Question 4 True / False
Wet clothing feels colder than dry clothing at the same air temperature primarily because water has much higher thermal conductivity than air, so it conducts heat away from the body more rapidly.
TTrue
FFalse
Answer: True
This is a direct application of Fourier's law. Dry clothing traps air (k ≈ 0.025 W/(m·K)) next to the skin, severely limiting conductive heat loss. Water (k ≈ 0.6 W/(m·K)) is about 24 times more thermally conductive than air. When clothing is wet, the insulating air layer is replaced by conducting water, dramatically increasing the heat flow rate from your skin. The temperature difference (skin temperature minus environment) is the same, but the increased k of water multiplies the heat loss rate proportionally — which is why wet conditions are so much more dangerous for hypothermia than dry conditions at the same temperature.
Question 5 Short Answer
Why is the thermal resistance analogy (R_th = L/kA) useful for analyzing heat flow through composite walls, and what does a higher R-value mean physically for a building material?
Think about your answer, then reveal below.
Model answer: The thermal resistance analogy maps Fourier's law onto Ohm's law: temperature difference drives heat flow through a resistance, exactly as voltage drives current through electrical resistance. For composite walls (plaster + insulation + brick), thermal resistances in series add directly — R_total = R_1 + R_2 + R_3 — making multi-layer analysis as simple as adding resistors. A higher R-value means greater thermal resistance: less heat flows per degree of temperature difference per unit area. Doubling R-value halves heat loss for the same indoor-outdoor temperature difference.

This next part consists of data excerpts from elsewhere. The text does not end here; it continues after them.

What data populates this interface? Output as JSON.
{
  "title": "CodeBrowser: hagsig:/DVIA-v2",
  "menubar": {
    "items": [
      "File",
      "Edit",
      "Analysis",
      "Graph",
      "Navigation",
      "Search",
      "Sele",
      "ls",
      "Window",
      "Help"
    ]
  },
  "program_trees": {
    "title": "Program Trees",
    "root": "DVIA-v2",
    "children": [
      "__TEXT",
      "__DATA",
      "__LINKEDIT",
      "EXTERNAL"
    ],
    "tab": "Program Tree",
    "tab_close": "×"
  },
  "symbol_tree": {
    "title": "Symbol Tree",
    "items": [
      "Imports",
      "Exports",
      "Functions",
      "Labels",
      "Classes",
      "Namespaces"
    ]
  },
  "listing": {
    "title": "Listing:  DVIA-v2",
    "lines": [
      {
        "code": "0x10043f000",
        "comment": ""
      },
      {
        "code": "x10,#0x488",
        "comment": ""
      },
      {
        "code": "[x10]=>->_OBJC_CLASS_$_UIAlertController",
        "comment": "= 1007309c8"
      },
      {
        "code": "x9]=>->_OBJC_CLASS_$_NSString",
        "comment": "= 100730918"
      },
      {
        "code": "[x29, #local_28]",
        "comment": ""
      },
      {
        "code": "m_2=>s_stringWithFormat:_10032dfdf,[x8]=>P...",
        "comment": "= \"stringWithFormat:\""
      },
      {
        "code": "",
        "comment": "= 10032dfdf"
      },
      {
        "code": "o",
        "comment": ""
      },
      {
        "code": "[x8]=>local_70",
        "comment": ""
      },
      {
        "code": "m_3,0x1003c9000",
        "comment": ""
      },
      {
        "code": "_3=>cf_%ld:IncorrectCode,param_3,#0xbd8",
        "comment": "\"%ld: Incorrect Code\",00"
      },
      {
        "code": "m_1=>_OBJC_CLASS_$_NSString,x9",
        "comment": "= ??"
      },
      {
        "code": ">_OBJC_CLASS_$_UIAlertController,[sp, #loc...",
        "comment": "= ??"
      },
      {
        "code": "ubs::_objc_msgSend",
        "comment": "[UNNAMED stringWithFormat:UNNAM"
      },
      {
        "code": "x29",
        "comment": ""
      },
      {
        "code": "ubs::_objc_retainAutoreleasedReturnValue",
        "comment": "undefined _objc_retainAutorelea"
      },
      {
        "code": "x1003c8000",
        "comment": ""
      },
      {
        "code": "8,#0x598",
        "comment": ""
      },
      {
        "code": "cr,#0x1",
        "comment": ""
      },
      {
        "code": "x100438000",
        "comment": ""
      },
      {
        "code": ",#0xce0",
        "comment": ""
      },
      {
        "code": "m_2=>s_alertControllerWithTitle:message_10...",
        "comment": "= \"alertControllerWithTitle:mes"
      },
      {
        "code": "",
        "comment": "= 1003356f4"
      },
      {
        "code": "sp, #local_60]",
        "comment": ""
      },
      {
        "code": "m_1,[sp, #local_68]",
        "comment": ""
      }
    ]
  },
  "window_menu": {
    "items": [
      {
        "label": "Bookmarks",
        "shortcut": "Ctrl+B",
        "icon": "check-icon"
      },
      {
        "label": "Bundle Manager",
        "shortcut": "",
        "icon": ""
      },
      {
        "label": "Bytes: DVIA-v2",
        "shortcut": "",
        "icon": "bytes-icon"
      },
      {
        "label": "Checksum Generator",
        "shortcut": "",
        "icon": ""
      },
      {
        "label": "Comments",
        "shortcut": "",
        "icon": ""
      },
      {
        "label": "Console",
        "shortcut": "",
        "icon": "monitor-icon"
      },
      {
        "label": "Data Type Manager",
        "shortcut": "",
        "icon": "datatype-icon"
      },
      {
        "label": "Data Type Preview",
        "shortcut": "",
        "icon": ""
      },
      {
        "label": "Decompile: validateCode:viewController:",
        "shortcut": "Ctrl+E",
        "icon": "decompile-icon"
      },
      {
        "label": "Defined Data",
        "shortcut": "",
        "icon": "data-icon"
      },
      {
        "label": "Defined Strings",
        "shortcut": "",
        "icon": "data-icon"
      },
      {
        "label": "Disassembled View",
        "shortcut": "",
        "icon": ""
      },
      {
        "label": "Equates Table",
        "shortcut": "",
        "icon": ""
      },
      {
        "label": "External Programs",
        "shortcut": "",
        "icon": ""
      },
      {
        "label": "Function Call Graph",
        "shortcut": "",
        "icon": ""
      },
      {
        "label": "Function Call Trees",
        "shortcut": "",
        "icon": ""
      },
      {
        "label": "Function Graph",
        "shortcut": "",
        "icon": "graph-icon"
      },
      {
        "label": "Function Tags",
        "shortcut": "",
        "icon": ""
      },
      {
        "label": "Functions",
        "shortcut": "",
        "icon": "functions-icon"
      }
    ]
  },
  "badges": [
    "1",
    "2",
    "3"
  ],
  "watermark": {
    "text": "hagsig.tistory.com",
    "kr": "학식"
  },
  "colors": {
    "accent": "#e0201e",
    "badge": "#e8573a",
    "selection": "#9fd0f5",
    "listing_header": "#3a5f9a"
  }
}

The power of the analogy is that it converts integral calculus (Fourier's full equation) into simple arithmetic for engineers designing walls and windows. An R-value is not a material property alone — it includes thickness: R_th = L/(kA). Adding more insulation increases R linearly with thickness, while switching to a lower-k material also increases R. Building codes specify minimum R-values for walls, roofs, and floors because these are the quantities that directly determine heating and cooling energy demand. The analogy also clarifies why adding insulation has diminishing returns: the first inch of insulation reduces heat flow far more than the tenth inch, because the total R grows but the marginal reduction in Q̇ = ΔT/R_th decreases as R grows large.